According to Biologist Fabricio Tejerina from the Research Group on Mosquitoes in Argentina (Gima), the Aedes Aegypti mosquito is one of the species most researched after homo sapiens sapiens.
But unfortunately, these diseases continue to advance because they have to do with social conditions and how we generate favorable conditions for this mosquito to adapt to the places where we live, explained Tejerina, who heads the Institute of Epidemiological Surveillance and Vectors of the Municipality of Posadas, in the province of Misiones.
One of the Institute's main tasks is to prevent the recurrence of an outbreak, after the last one in 2019-2020 recorded nearly 54,000 cases.
In the last 10 to 15 years, the dengue--causing mosquitoes spread southward, reaching the provinces of La Pampa, Buenos Aires, and the Cuyo (Mendoza, San Juan, and San Luis) region, Tejerina also pointed out.

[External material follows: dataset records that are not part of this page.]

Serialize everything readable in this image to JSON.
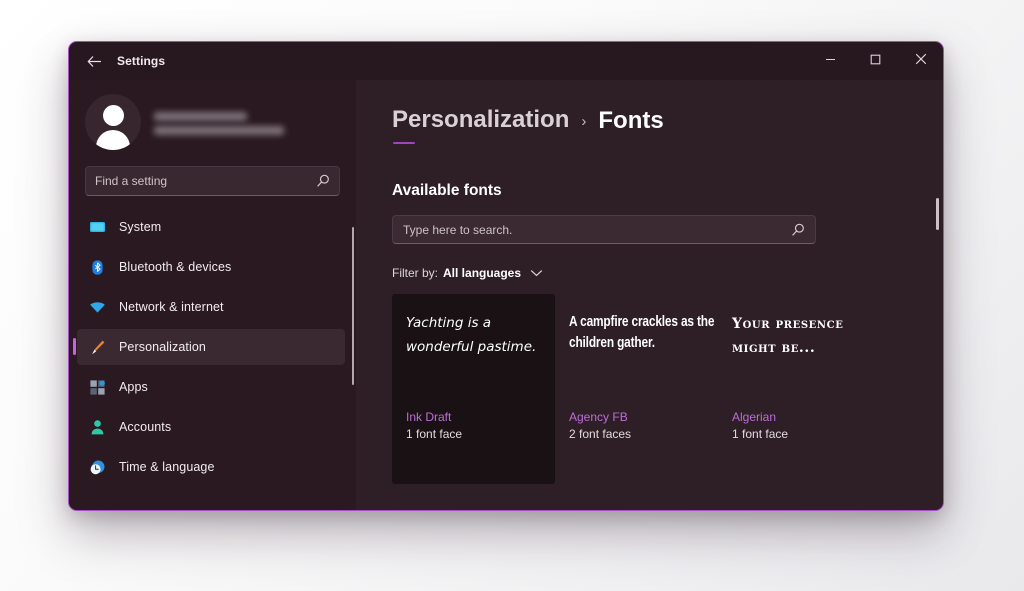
{
  "window": {
    "app_title": "Settings",
    "back_icon": "back-arrow-icon",
    "controls": {
      "minimize": "minimize-icon",
      "maximize": "maximize-icon",
      "close": "close-icon"
    },
    "accent_border_color": "#a44fc4",
    "background_color": "#2e1e26"
  },
  "sidebar": {
    "background_color": "#2a1920",
    "profile": {
      "avatar_icon": "user-avatar-icon",
      "name_redacted": "",
      "email_redacted": ""
    },
    "search": {
      "placeholder": "Find a setting",
      "value": "",
      "icon": "search-icon"
    },
    "items": [
      {
        "label": "System",
        "icon": "monitor-icon",
        "color": "#2fb8e6",
        "active": false
      },
      {
        "label": "Bluetooth & devices",
        "icon": "bluetooth-icon",
        "color": "#1e7fe0",
        "active": false
      },
      {
        "label": "Network & internet",
        "icon": "wifi-icon",
        "color": "#2fa8e8",
        "active": false
      },
      {
        "label": "Personalization",
        "icon": "paintbrush-icon",
        "color": "#e8842a",
        "active": true
      },
      {
        "label": "Apps",
        "icon": "apps-grid-icon",
        "color": "#8f98a8",
        "active": false
      },
      {
        "label": "Accounts",
        "icon": "person-icon",
        "color": "#2fc7a8",
        "active": false
      },
      {
        "label": "Time & language",
        "icon": "clock-globe-icon",
        "color": "#2f8fe0",
        "active": false
      }
    ],
    "selection_indicator_color": "#c464e0"
  },
  "main": {
    "breadcrumb": {
      "parent": "Personalization",
      "separator": "›",
      "current": "Fonts",
      "underline_color": "#9c45bd"
    },
    "section_title": "Available fonts",
    "font_search": {
      "placeholder": "Type here to search.",
      "value": "",
      "icon": "search-icon"
    },
    "filter": {
      "label": "Filter by:",
      "value": "All languages",
      "chevron_icon": "chevron-down-icon"
    },
    "font_cards": [
      {
        "preview": "Yachting is a wonderful pastime.",
        "name": "Ink Draft",
        "faces": "1 font face",
        "style": "script",
        "hovered": true
      },
      {
        "preview": "A campfire crackles as the children gather.",
        "name": "Agency FB",
        "faces": "2 font faces",
        "style": "narrow",
        "hovered": false
      },
      {
        "preview": "Your presence might be...",
        "name": "Algerian",
        "faces": "1 font face",
        "style": "decorative",
        "hovered": false
      }
    ],
    "name_accent_color": "#bb6fd6"
  }
}
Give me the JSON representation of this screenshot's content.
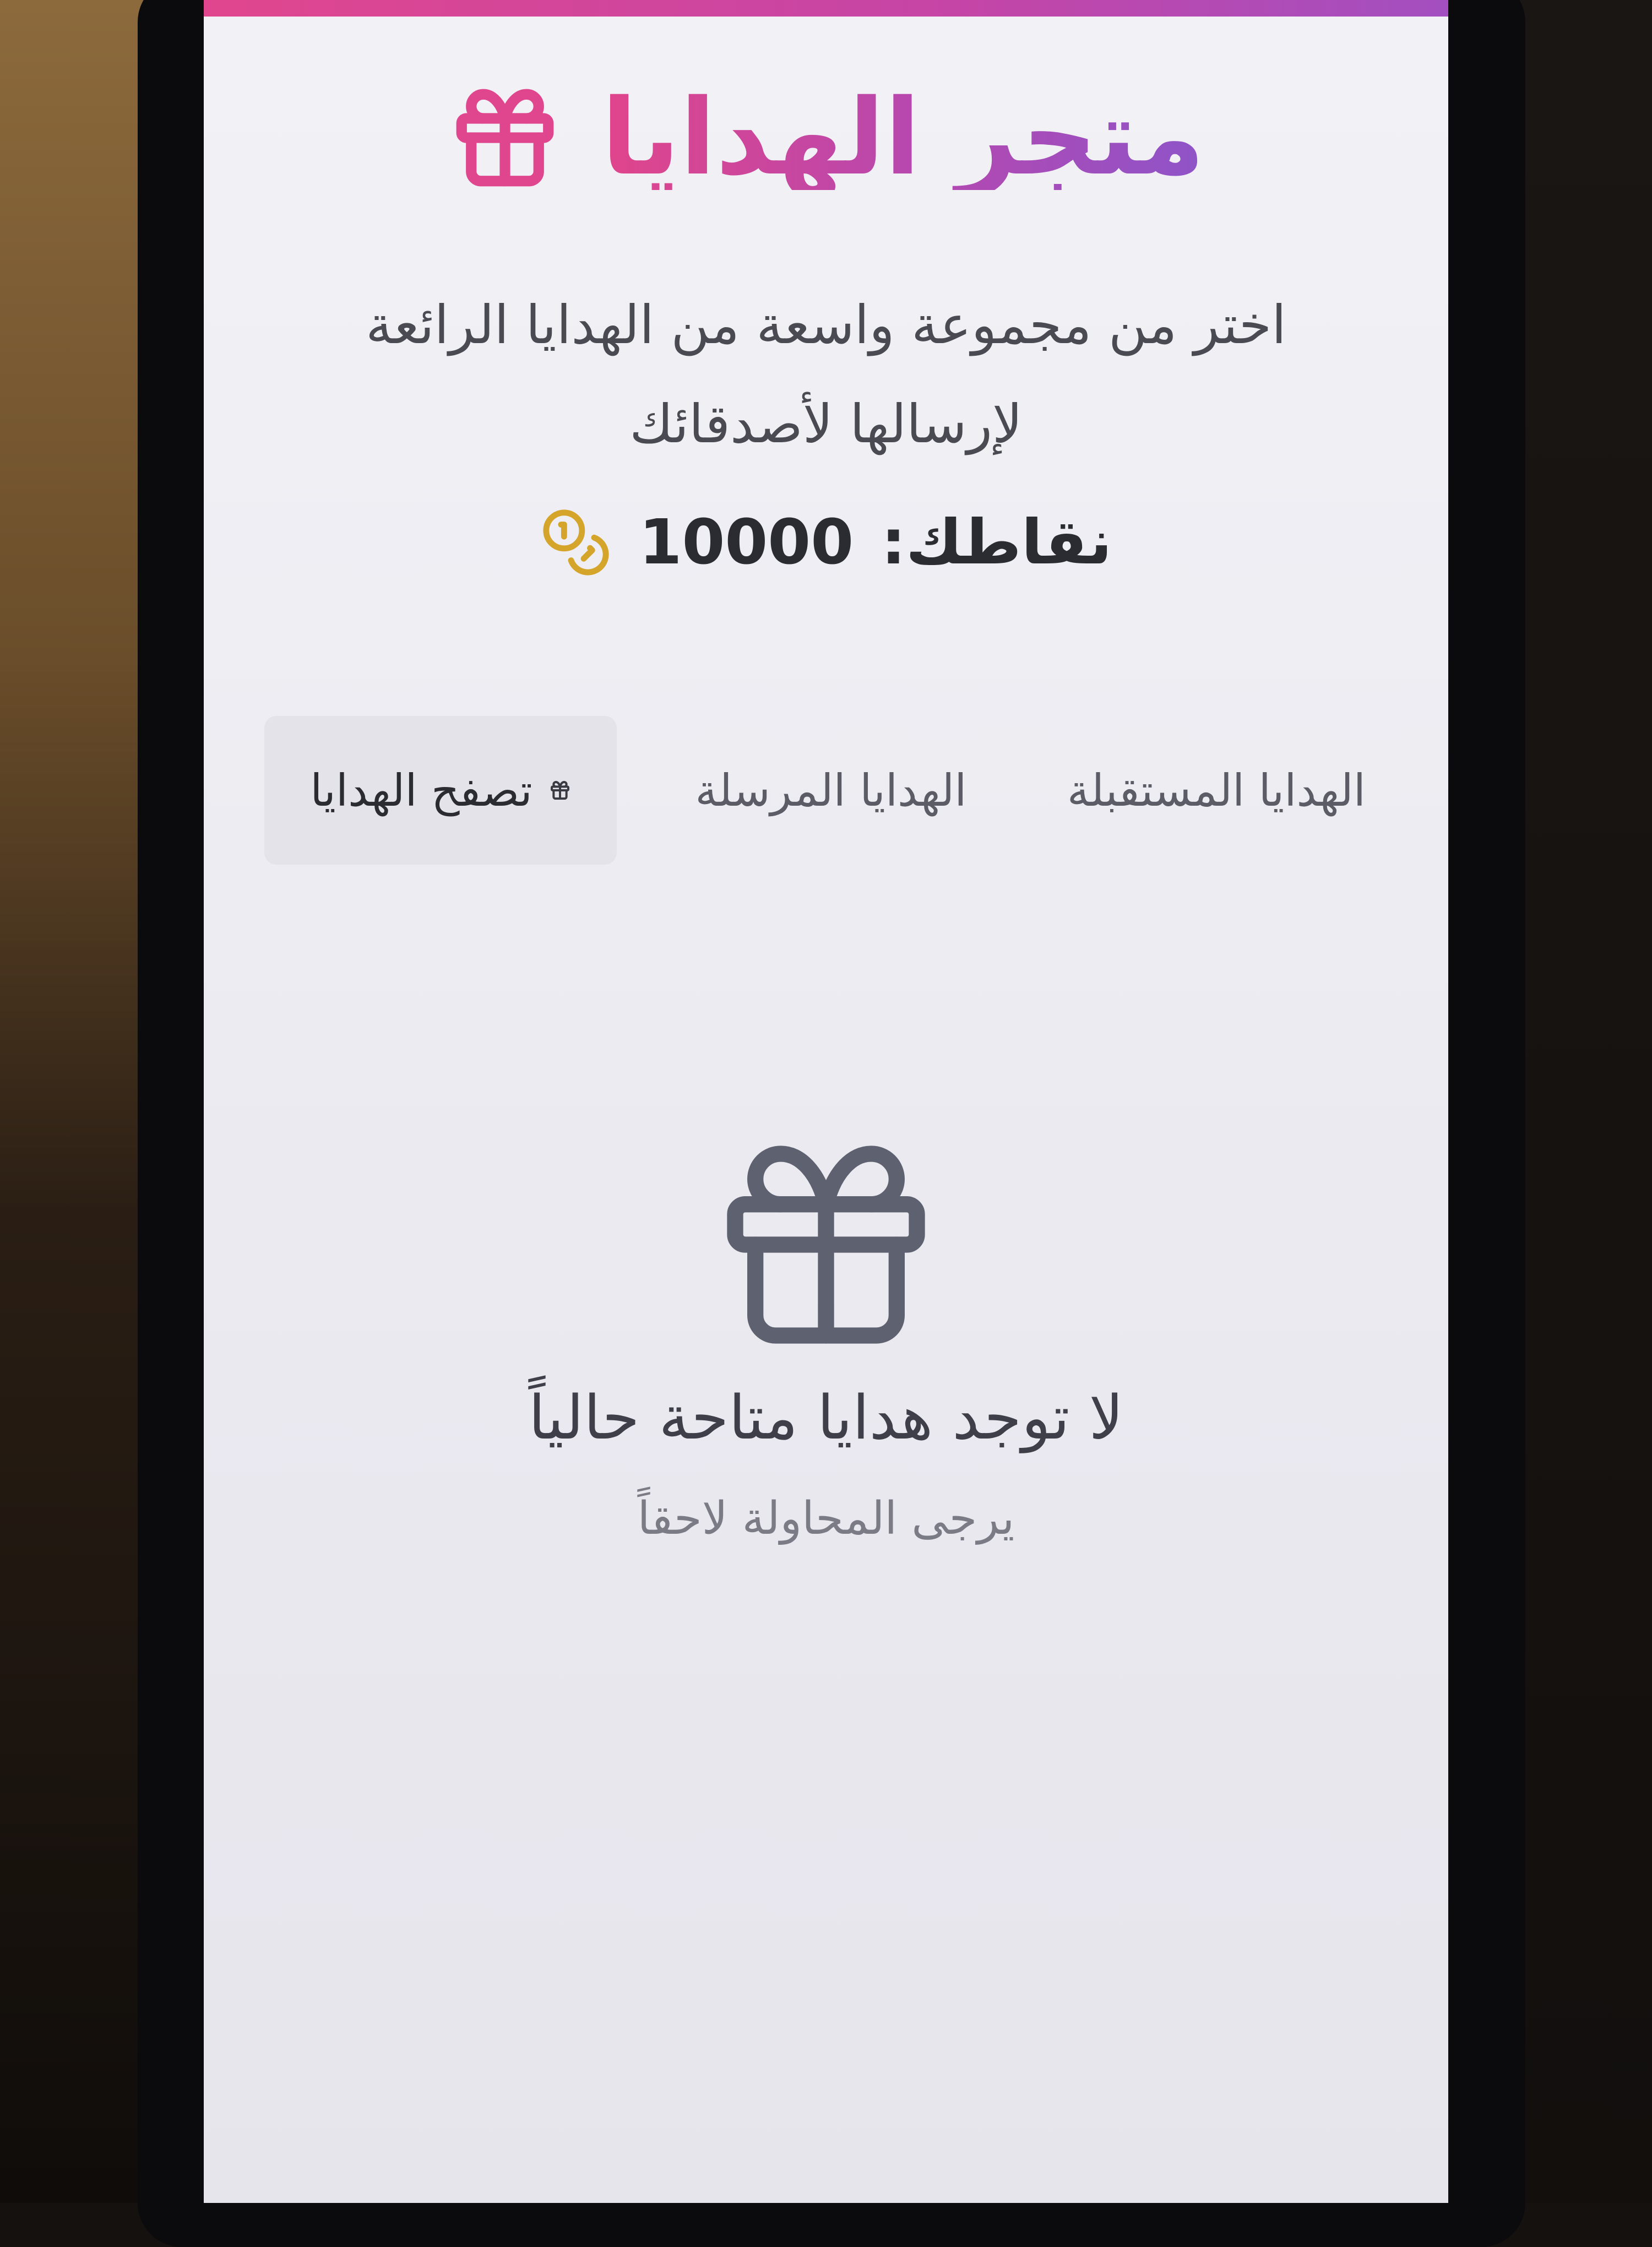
{
  "header": {
    "title": "متجر الهدايا",
    "title_icon": "gift-icon"
  },
  "subtitle": "اختر من مجموعة واسعة من الهدايا الرائعة لإرسالها لأصدقائك",
  "points": {
    "label": "نقاطك:",
    "value": "10000",
    "icon": "coins-icon"
  },
  "tabs": [
    {
      "label": "الهدايا المستقبلة",
      "active": false
    },
    {
      "label": "الهدايا المرسلة",
      "active": false
    },
    {
      "label": "تصفح الهدايا",
      "active": true,
      "icon": "gift-icon"
    }
  ],
  "empty_state": {
    "icon": "gift-icon",
    "title": "لا توجد هدايا متاحة حالياً",
    "subtitle": "يرجى المحاولة لاحقاً"
  },
  "colors": {
    "accent_pink": "#e0458b",
    "accent_purple": "#8e54c8",
    "coin_gold": "#d4a52a",
    "text_dark": "#2b2b32",
    "text_muted": "#7a7b85"
  }
}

In 2020, a major outbreak was recorded in La Rioja City with the same number of cases as Misiones (10,000).
Man-made conditions make reproduction easier for the mosquito, Tejerina insisted. ”Places where water is stored; climate change, and the increase in temperatures (also caused by man's actions) cause the mosquito to begin to conquer new places; being in new places, any person who gets sick and is bitten can start an outbreak of dengue, and so the risk is stretching, the biologist also warned. The mosquito is adapting to other places, for example, to areas with temperate or cold weather...
The Aedes Aegypti is adapting ... [to] places where conditions are changing and [it] is finding ecological niches that it can conquer, he added. If we look around the world, more than two million people are in tropical or subtropical areas where Aedes Aegypti is present. But it is also a risk in temperate zones. In Cordoba, for example, there has been a major outbreak in recent years, Tejerina also explained
Climate change is shortening winters in some places. We know that the biology and cycle of insects are closely associated with temperature; they need heat, so the warmer it is, the more they reproduce, the researcher noted, who added that the insect's cold-weather-resisting eggs are their way of surviving through winter. Hence, more mosquitoes are to be seen in the summer, and their population peaks in March, Tejerina stressed. Each mosquito can lay between 100 to 300 eggs, particularly in places with accumulated water.
People need to constantly eliminate these places and clean them properly. The more places that accumulate water, the greater the probability that there will be breeding sites, the greater the number of mosquitoes, and in turn, the greater the probability that they will bite a sick person, Tejerina reasoned.
The scientist also drew attention to Brazil's most recent statistics, which showed that from January to July 2022 they had twice as many cases as in 2021 and more than twice as many deaths as in 2021. In 2021 they had 250 deaths and now they had 510 deaths from dengue, Tejerina underlined.
The scenario is very similar to what happened in 2015; so you have to remember what happened in 2016 in Argentina. What happens in Brazil may have repercussions in Argentina,” he warned.